Shareholder Agreements

Shareholders of a corporation may enter into one or more agreements to regulate the business and affairs of a close corporation.  Common reasons for such agreements include regulating ownership of shares, restricting transfer of shares, determining control and management of the company, and predetermining resolutions for disputes between shareholders.

Alford & Burkhart can provide assistance to corporations and shareholders in implementing of such agreements and provide individual shareholders legal guidance and advice regarding their rights and duties under them.

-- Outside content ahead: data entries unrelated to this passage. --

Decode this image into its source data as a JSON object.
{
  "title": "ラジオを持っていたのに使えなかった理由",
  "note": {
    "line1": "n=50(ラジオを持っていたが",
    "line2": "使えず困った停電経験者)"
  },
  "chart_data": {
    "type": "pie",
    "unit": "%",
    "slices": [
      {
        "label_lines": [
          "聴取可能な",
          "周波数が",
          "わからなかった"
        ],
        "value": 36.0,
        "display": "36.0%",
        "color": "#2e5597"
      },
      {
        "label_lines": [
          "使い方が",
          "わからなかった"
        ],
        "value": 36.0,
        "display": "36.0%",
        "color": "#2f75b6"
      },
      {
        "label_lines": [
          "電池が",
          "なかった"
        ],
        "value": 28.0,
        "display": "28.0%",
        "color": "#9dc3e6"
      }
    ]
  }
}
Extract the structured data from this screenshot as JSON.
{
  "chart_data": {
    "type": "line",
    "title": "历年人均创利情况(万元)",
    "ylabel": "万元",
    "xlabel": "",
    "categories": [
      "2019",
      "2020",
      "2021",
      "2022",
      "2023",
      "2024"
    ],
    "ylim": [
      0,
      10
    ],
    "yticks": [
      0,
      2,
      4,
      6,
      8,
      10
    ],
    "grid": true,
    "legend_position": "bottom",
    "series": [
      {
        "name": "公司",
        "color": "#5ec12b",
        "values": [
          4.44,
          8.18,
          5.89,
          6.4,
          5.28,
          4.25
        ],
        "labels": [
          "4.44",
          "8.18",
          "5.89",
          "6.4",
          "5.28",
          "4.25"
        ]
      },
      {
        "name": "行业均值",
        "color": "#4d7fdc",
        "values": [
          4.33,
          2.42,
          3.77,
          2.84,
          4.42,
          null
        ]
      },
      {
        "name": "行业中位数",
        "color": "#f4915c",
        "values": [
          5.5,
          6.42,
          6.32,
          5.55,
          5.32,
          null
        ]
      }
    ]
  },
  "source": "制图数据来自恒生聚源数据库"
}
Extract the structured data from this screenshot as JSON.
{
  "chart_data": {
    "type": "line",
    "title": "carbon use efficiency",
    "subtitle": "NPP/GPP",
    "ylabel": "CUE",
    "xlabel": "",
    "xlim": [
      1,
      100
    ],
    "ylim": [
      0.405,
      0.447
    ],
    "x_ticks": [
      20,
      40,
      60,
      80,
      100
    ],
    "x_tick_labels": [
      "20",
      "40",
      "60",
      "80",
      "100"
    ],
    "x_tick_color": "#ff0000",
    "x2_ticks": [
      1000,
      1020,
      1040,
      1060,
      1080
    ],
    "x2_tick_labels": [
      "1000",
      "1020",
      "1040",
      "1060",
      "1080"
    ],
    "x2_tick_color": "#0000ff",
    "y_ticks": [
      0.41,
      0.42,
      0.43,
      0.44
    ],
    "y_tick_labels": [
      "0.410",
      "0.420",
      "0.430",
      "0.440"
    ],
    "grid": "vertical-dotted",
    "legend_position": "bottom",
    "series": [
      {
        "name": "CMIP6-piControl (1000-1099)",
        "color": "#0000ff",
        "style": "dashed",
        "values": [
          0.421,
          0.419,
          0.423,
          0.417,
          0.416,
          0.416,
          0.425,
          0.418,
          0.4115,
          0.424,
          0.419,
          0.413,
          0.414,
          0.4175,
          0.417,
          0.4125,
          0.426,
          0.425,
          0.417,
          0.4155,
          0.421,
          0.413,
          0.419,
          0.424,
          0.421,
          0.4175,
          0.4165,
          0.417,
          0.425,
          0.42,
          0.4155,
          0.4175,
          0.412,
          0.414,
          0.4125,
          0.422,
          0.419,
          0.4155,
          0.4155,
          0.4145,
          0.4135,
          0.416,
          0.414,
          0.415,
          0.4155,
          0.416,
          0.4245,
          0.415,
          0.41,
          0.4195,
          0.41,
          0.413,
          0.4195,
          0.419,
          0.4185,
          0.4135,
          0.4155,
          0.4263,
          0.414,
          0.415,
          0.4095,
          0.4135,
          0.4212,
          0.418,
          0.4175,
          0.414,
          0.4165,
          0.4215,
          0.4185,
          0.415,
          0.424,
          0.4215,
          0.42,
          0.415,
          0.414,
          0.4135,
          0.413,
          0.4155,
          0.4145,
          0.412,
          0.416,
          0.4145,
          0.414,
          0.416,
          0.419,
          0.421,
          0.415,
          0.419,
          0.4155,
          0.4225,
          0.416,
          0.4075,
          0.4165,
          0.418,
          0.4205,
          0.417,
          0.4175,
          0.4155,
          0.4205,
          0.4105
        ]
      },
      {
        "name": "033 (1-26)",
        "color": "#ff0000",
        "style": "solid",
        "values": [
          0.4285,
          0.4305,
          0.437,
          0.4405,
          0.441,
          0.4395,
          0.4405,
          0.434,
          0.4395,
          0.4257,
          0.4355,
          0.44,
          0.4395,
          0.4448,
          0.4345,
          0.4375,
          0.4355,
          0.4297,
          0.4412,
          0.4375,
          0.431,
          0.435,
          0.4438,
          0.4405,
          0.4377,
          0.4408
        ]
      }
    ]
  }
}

Alford & Burkhart has the knowledge, skills, and experience to draft the contracts and agreements you will need to successfully run your company. Contact us now for more information and a legal assessment of your company’s needs.

Buy-Sell Agreements

Business partners may enter into agreements as to how partners or the company will buyout the business interest of a partner upon that partner’s death, disability, divorce, disagreement or departure (THE 5 Ds).  These agreements commonly include (1) when a partner can or must sell his or her interest, (2) who can or must buy the interest and (3) how that interest will be valued.  Additionally, business partners may agree upon funding methods, such as company owned life insurance.

Comprehensive and well-contemplated Buy-Sell Agreements are an essential part of business succession planning by Alford & Burkhart.